Anforderungsprofil für DV-Newcomer unterscheidet sich von Hochschulwirklichkeit:

Studiker bei Systemsoftware konkurrenzlos

05.06.1981

MÜNCHEN (rs) - Von der Arbeitsteilung zwischen Systemanalyse und Programmierung weg geht der Trend, ergab eine Analyse aller 11 509 Stellenangebote des Jahres 1980 für DV-Fachkräfte in sechs überregionalen deutschen Zeitungen. Eine jetzt veröffentlichte Untersuchung* stützt sich auf eine Totalerhebung der Anzeigen in Welt, Frankfurter Allgemeine, Süddeutsche, Die Zeit, Computer Zeitung und Computerwoche.

Von allen Stellenangeboten des Jahres 1980 stellten dabei mehr als 85 Prozent konkrete Anforderungen an den Bewerber. Ein erstaunlich hoher Prozentsatz der Angebote richtet sich an Hochschulabsolventen. Zwischen den Abschlüssen an Fachhochschulen und Universitäten machen die Unternehmen kaum noch Unterschiede.

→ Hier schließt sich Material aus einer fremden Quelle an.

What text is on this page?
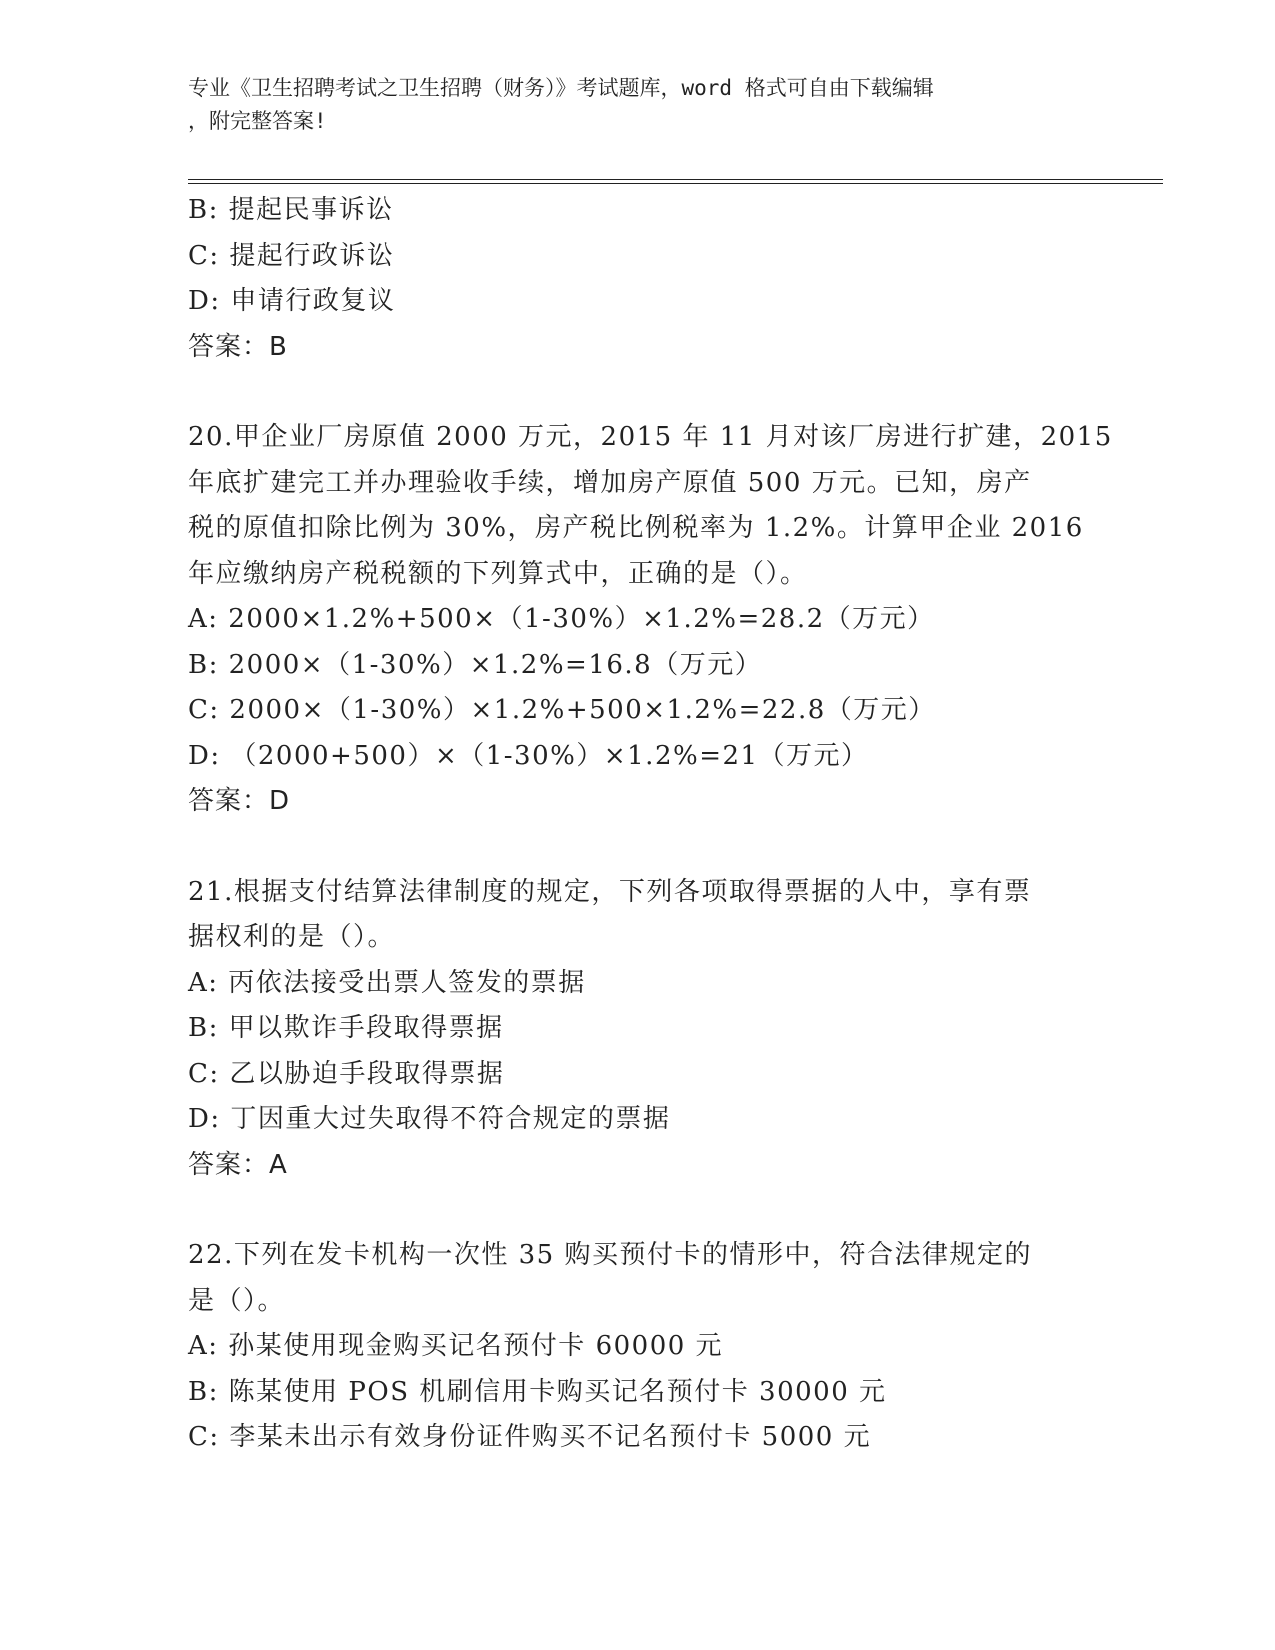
专业《卫生招聘考试之卫生招聘（财务）》考试题库，word 格式可自由下载编辑
，附完整答案!
B: 提起民事诉讼
C: 提起行政诉讼
D: 申请行政复议
答案：B
20.甲企业厂房原值 2000 万元，2015 年 11 月对该厂房进行扩建，2015
年底扩建完工并办理验收手续，增加房产原值 500 万元。已知，房产
税的原值扣除比例为 30%，房产税比例税率为 1.2%。计算甲企业 2016
年应缴纳房产税税额的下列算式中，正确的是（）。
A: 2000×1.2%+500×（1-30%）×1.2%=28.2（万元）
B: 2000×（1-30%）×1.2%=16.8（万元）
C: 2000×（1-30%）×1.2%+500×1.2%=22.8（万元）
D: （2000+500）×（1-30%）×1.2%=21（万元）
答案：D
21.根据支付结算法律制度的规定，下列各项取得票据的人中，享有票
据权利的是（）。
A: 丙依法接受出票人签发的票据
B: 甲以欺诈手段取得票据
C: 乙以胁迫手段取得票据
D: 丁因重大过失取得不符合规定的票据
答案：A
22.下列在发卡机构一次性 35 购买预付卡的情形中，符合法律规定的
是（）。
A: 孙某使用现金购买记名预付卡 60000 元
B: 陈某使用 POS 机刷信用卡购买记名预付卡 30000 元
C: 李某未出示有效身份证件购买不记名预付卡 5000 元
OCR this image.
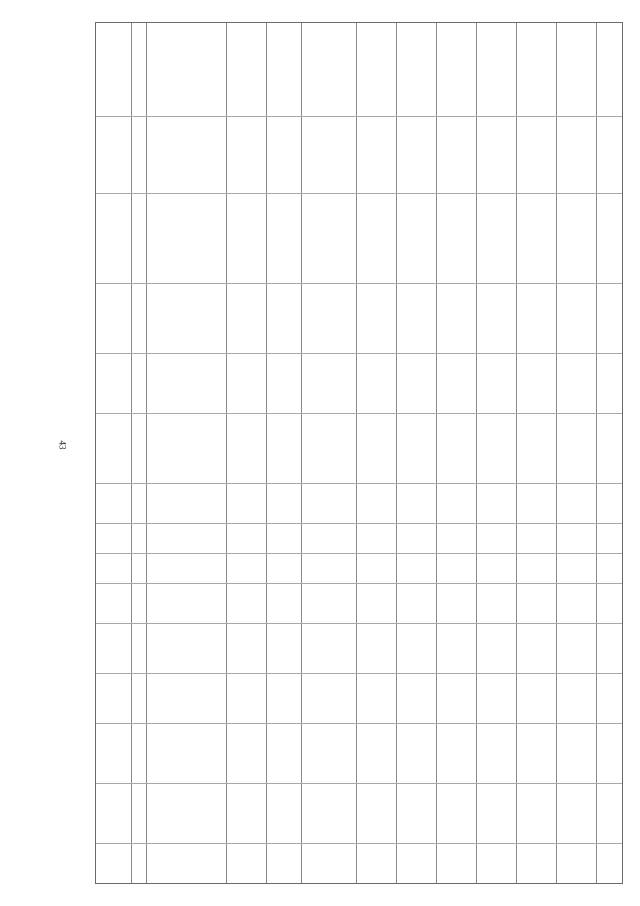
43
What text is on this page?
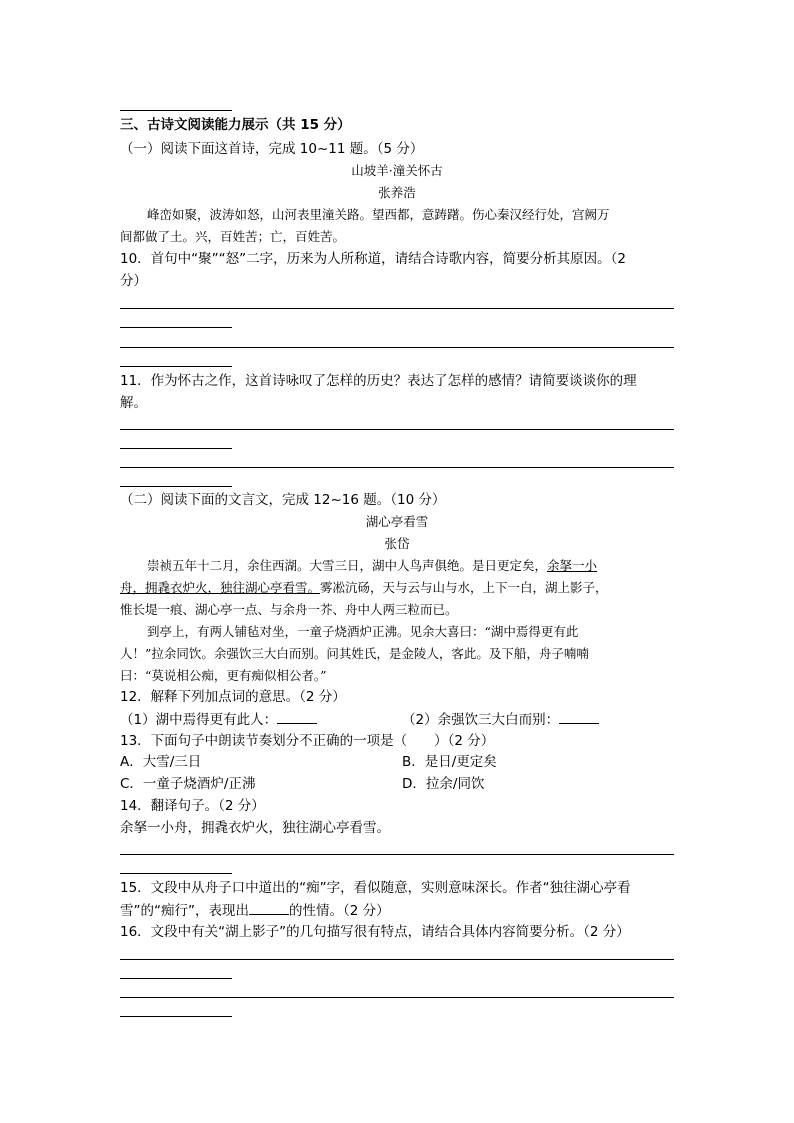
三、古诗文阅读能力展示（共 15 分）
（一）阅读下面这首诗，完成 10~11 题。（5 分）
山坡羊·潼关怀古
张养浩
峰峦如聚，波涛如怒，山河表里潼关路。望西都，意踌躇。伤心秦汉经行处，宫阙万
间都做了土。兴，百姓苦；亡，百姓苦。
10．首句中“聚”“怒”二字，历来为人所称道，请结合诗歌内容，简要分析其原因。（2
分）
11．作为怀古之作，这首诗咏叹了怎样的历史？表达了怎样的感情？请简要谈谈你的理
解。
（二）阅读下面的文言文，完成 12~16 题。（10 分）
湖心亭看雪
张岱
崇祯五年十二月，余住西湖。大雪三日，湖中人鸟声俱绝。是日更定矣，余拏一小
舟，拥毳衣炉火，独往湖心亭看雪。雾凇沆砀，天与云与山与水，上下一白，湖上影子，
惟长堤一痕、湖心亭一点、与余舟一芥、舟中人两三粒而已。
到亭上，有两人铺毡对坐，一童子烧酒炉正沸。见余大喜曰：“湖中焉得更有此
人！”拉余同饮。余强饮三大白而别。问其姓氏，是金陵人，客此。及下船，舟子喃喃
曰：“莫说相公痴，更有痴似相公者。”
12．解释下列加点词的意思。（2 分）
（1）湖中焉得更有此人：	（2）余强饮三大白而别：
13．下面句子中朗读节奏划分不正确的一项是（　　）（2 分）
A．大雪/三日	B．是日/更定矣
C．一童子烧酒炉/正沸	D．拉余/同饮
14．翻译句子。（2 分）
余拏一小舟，拥毳衣炉火，独往湖心亭看雪。
15．文段中从舟子口中道出的“痴”字，看似随意，实则意味深长。作者“独往湖心亭看
雪”的“痴行”，表现出	的性情。（2 分）
16．文段中有关“湖上影子”的几句描写很有特点，请结合具体内容简要分析。（2 分）
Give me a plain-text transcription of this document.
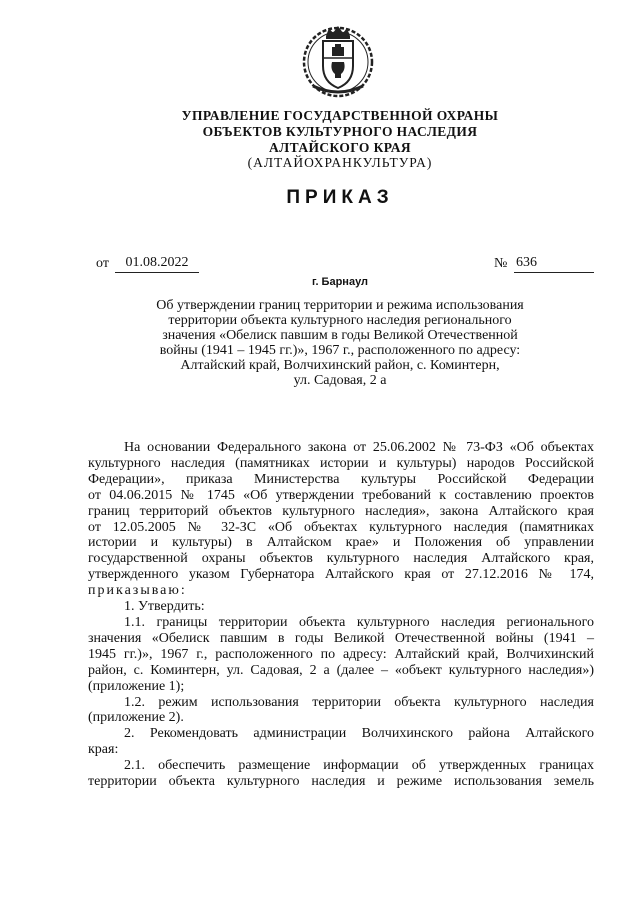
УПРАВЛЕНИЕ ГОСУДАРСТВЕННОЙ ОХРАНЫ
ОБЪЕКТОВ КУЛЬТУРНОГО НАСЛЕДИЯ
АЛТАЙСКОГО КРАЯ
(АЛТАЙОХРАНКУЛЬТУРА)
ПРИКАЗ
от	01.08.2022	№ 636
г. Барнаул
Об утверждении границ территории и режима использования
территории объекта культурного наследия регионального
значения «Обелиск павшим в годы Великой Отечественной
войны (1941 – 1945 гг.)», 1967 г., расположенного по адресу:
Алтайский край, Волчихинский район, с. Коминтерн,
ул. Садовая, 2 а

На основании Федерального закона от 25.06.2002 № 73-ФЗ «Об объектах
культурного наследия (памятниках истории и культуры) народов Российской
Федерации», приказа Министерства культуры Российской Федерации
от 04.06.2015 № 1745 «Об утверждении требований к составлению проектов
границ территорий объектов культурного наследия», закона Алтайского края
от 12.05.2005 № 32-ЗС «Об объектах культурного наследия (памятниках
истории и культуры) в Алтайском крае» и Положения об управлении
государственной охраны объектов культурного наследия Алтайского края,
утвержденного указом Губернатора Алтайского края от 27.12.2016 № 174,

приказываю:

1. Утвердить:

1.1. границы территории объекта культурного наследия регионального
значения «Обелиск павшим в годы Великой Отечественной войны (1941 –
1945 гг.)», 1967 г., расположенного по адресу: Алтайский край, Волчихинский
район, с. Коминтерн, ул. Садовая, 2 а (далее – «объект культурного наследия»)
(приложение 1);

1.2. режим использования территории объекта культурного наследия
(приложение 2).

2. Рекомендовать администрации Волчихинского района Алтайского
края:

2.1. обеспечить размещение информации об утвержденных границах
территории объекта культурного наследия и режиме использования земель
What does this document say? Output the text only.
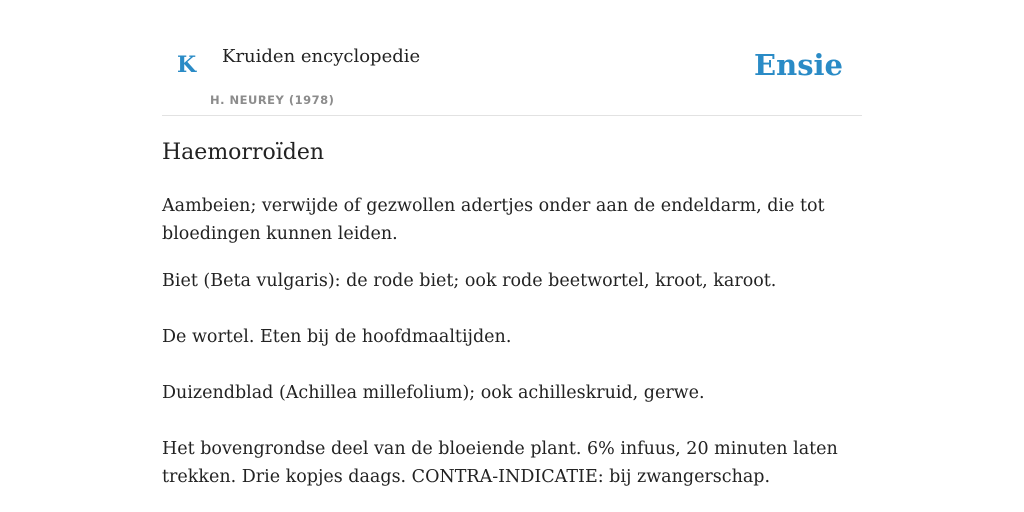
K Kruiden encyclopedie
H. NEUREY (1978)
Ensie
Haemorroïden

Aambeien; verwijde of gezwollen adertjes onder aan de endeldarm, die tot bloedingen kunnen leiden.

Biet (Beta vulgaris): de rode biet; ook rode beetwortel, kroot, karoot.

De wortel. Eten bij de hoofdmaaltijden.

Duizendblad (Achillea millefolium); ook achilleskruid, gerwe.

Het bovengrondse deel van de bloeiende plant. 6% infuus, 20 minuten laten trekken. Drie kopjes daags. CONTRA-INDICATIE: bij zwangerschap.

In den Bereichen "Hardware" und "Systemsoftware", schreibt Autor Hubert Grawe, Lüneburg, haben Hochschulabgänger wenig, im Bereich Anwendungssoftware merkliche Konkurrenz von Bewerbern ohne Hochschulabschluß.

Eine Informatikausbildung verlangen die stellenausschreibenden Unternehmen etwa genauso häufig wie eine mathematisch-technische. Beide werden jedoch weit übertroffen von der kaufmännischen Ausbildung. Dieses Übergewicht ist groß im Bereich "Anwendungssoftware" und überraschenderweise auch bei "Führungskräften". Im Nachfragemerkmal "Hardware-Kenntnisse" spiegelt die Verteilung ungefähr die Marktanteile wider. Es gibt der Untersuchung zufolge eine Ausnahme: Kenntnisse von Nixdorf-Systemen werden sehr selten verlangt. Spezielle Betriebssystemkenntnisse sind deutlich häufiger ge-

wünscht als Hardware-Kenntnisse. Bei den Programmiersprachen ist Cobol rund dreimal so stark gefragt wie die nächste im Rang folgende höhere Programmiersprache PL/1. Assembler wiederum wird doppelt so häufig verlangt wie PL/1.

Die Untersuchung kommt zu dem Schluß, daß für Hochschulabsolventen im Vergleich zu Mitbewerbern ohne Studium gilt:

þAls Anfänger haben sie wesentlich bessere Chancen.

þDie Forderung nach Hardware-Kenntnissen ist bei ihnen undifferenzierter.

þDie Forderung nach Betriebssystemkenntnissen dagegen nicht: Fast 90% der Nennungen betreffen IBM- oder Siemens-Betriebssysteme.

þAssembler ist für alle Fachrichtungen etwa gleich wichtig.

þCobol behält für kaufmännische Fachrichtungen seine Favoritenstellung, für die anderen Fachrichtungen gewinnt Fortran an Bedeutung.

þKenntnisse in DB- und DC-Systemen haben im ganzen ein sehr hohes Gewicht, werden bei Hochschulabsolventen im Mittel aber nur halb so häufig verlangt.

þDagegen werden Englischkenntnisse bei Hochschulabsolventen noch stärker verlangt, als das über alles mit rund 16 Prozent schon der Fall ist.

þUnter den Hochschulabsolventen ist die Nachfrage nach kaufmännischer Ausbildung zwar nicht mehr führend, die drei Fachblöcke (Informatik, math./techn., kaufmännisch) haben aber etwa gleiches Gewicht.

Vergleicht man diese Ergebnisse mit den an deutschen Hochschulen installierten Rechnern und Betriebssystemen sowie der "mittleren jährlichen CPU-Bedarfszeit eines Studenten" unterschiedlicher Fächer, wie sie die Kommission für Rechenanlagen

der DFG für ihre Planungen benutzt, schließt die Untersuchung, so scheinen die DV-Situation an den Hochschulen und die einschlägigen Studiengänge doch überdenkenswert.

* Informationen, insbesondere auch über die Probleme der Datenerhebung: Angewandte Informatik, Heft 4J81, erschienen im Vieweg-Verlag, Postfach 5829, 6200 Wiesbaden 1.